Can Pivotal really offer cloud nirvana?

Pivotal boss Paul Maritz knows how to paint a pretty picture that enterprise customers want to hear — Pivotal will launch an infrastructure-independent “operating system” for the cloud. It  will enable new applications to help companies make sense of the data explosion expected to come with the Internet of Things. He pledged that PivotalOne technology will run on Amazon Web Services, and OpenStack and other infrastructures. And that this effort will be independent of its owners EMC and VMware (and now General Electric as well).

That is a very, very tall order, which I’ll get back to, but first, the actual news from the official Pivotal launch event

  • Maritz now has a title  he is Pivotal CEO. Up till now he was just sort of the “head” of Pivotal
  • The first deliverables of PivotalOne — will be generally available in “less than 6 months,” according to Pivotal SVP Scott Yara. It was, however unclear, which parts.
  • We can now definitively drop the “Initiative” from the Pivotal Initiative name.

To be fair, Pivotal was just spun off  four months ago, after six months of leaks. And in February it made its first move launching Pivotal HD, a re-architected Hadoop implementation that is key to this whole effort.

How independent is independent?

Paul Maritz at Pivotal InitiativeNow, back to positioning.  Maritz, who spent 14 years at Microsoft where he helped lead the Windows 95 and then Windows NT server charge, has huge credibility with developers and customers alike. If anyone knows from OSes — and what customers want from them — it’s him. But the notion that Pivotal will be given free reign to cozy up to Amazon, or Microsoft, or other infrastructure providers as needed when it is still part-and-parcel of EMC and VMware — both of which have their own cloud agenda — strains belief. VMware is launching its own public cloud May 21.

Much of Pivotal’s promise — it will provide an abstraction layer atop third-party infrastructure  so that applications will run anywhere — is what VMware promised with Cloud Foundry, the open-source PaaS that is now part of Pivotal. But there’s also the new Pivotal Data Fabric which build’s on EMC’s GreenPlum technology and VMware’s Gemfire fast transaction processing capabilities. And then there will be Pivotal Expert Services, including Pivotal Labs’  rapid application deployment capabilities, that can be offered in conjunction with or atop the whole stack.

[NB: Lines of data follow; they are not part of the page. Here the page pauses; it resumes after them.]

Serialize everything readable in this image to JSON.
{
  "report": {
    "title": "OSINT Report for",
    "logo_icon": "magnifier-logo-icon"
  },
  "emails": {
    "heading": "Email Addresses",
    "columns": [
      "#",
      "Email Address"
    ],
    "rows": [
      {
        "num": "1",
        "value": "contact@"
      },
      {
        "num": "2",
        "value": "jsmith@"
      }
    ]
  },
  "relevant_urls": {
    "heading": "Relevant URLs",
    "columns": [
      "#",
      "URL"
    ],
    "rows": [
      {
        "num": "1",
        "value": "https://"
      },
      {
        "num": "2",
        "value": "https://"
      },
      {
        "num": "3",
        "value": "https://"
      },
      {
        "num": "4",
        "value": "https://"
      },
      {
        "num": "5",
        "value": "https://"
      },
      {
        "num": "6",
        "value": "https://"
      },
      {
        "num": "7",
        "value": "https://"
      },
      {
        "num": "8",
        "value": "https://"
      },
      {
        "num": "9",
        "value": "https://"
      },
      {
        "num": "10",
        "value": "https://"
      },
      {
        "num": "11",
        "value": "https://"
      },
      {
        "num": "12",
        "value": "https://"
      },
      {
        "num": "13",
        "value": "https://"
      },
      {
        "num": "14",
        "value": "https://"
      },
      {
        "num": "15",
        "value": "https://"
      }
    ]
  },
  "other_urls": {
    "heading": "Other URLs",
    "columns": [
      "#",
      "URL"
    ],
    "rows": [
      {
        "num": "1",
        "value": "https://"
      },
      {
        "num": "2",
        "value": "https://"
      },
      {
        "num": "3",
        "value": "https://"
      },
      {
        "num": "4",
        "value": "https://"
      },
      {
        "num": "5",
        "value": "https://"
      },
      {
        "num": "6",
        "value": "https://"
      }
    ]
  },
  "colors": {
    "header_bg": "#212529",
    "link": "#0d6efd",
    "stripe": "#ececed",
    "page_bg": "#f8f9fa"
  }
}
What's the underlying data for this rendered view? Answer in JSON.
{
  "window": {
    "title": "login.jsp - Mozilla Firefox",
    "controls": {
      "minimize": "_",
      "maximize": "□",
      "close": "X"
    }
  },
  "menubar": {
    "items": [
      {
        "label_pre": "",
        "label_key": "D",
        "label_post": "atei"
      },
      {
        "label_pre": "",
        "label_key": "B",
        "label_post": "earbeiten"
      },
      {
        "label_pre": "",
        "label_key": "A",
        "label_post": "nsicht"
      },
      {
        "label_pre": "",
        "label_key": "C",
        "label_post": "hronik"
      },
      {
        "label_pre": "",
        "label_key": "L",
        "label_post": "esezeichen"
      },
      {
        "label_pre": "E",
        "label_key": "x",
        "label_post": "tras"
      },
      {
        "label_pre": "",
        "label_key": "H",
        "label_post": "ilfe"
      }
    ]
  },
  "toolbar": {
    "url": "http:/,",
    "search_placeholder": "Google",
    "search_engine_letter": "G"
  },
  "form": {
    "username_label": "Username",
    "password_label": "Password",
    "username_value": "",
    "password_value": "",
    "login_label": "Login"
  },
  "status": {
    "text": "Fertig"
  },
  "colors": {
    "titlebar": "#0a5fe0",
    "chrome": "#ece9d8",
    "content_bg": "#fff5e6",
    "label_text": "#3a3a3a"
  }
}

I don’t doubt the quality of the technologies here or even Pivotal’s ability to integrate them. But customers will wonder just how independent an entity that is  90 percent owned by two technology giants, will really be to work with competitors in a scenario that will reassure corporate customers who don’t want lock-in

The fact that GE is investing $ 105 million in this effort remains the headline. That news has got to have both Amazon and Microsoft sweating.  Amazon is the world’s biggest public cloud provider and is adding more enterprise-class services by the day atop that cloud. Microsoft is pitching Azure now as an AWS infrastructure rival but has also tried to be the PaaS of choice for the millions of Windows businesses out there. Both of those companies would have given a lot for an endorsement that GE gave Pivotal early today.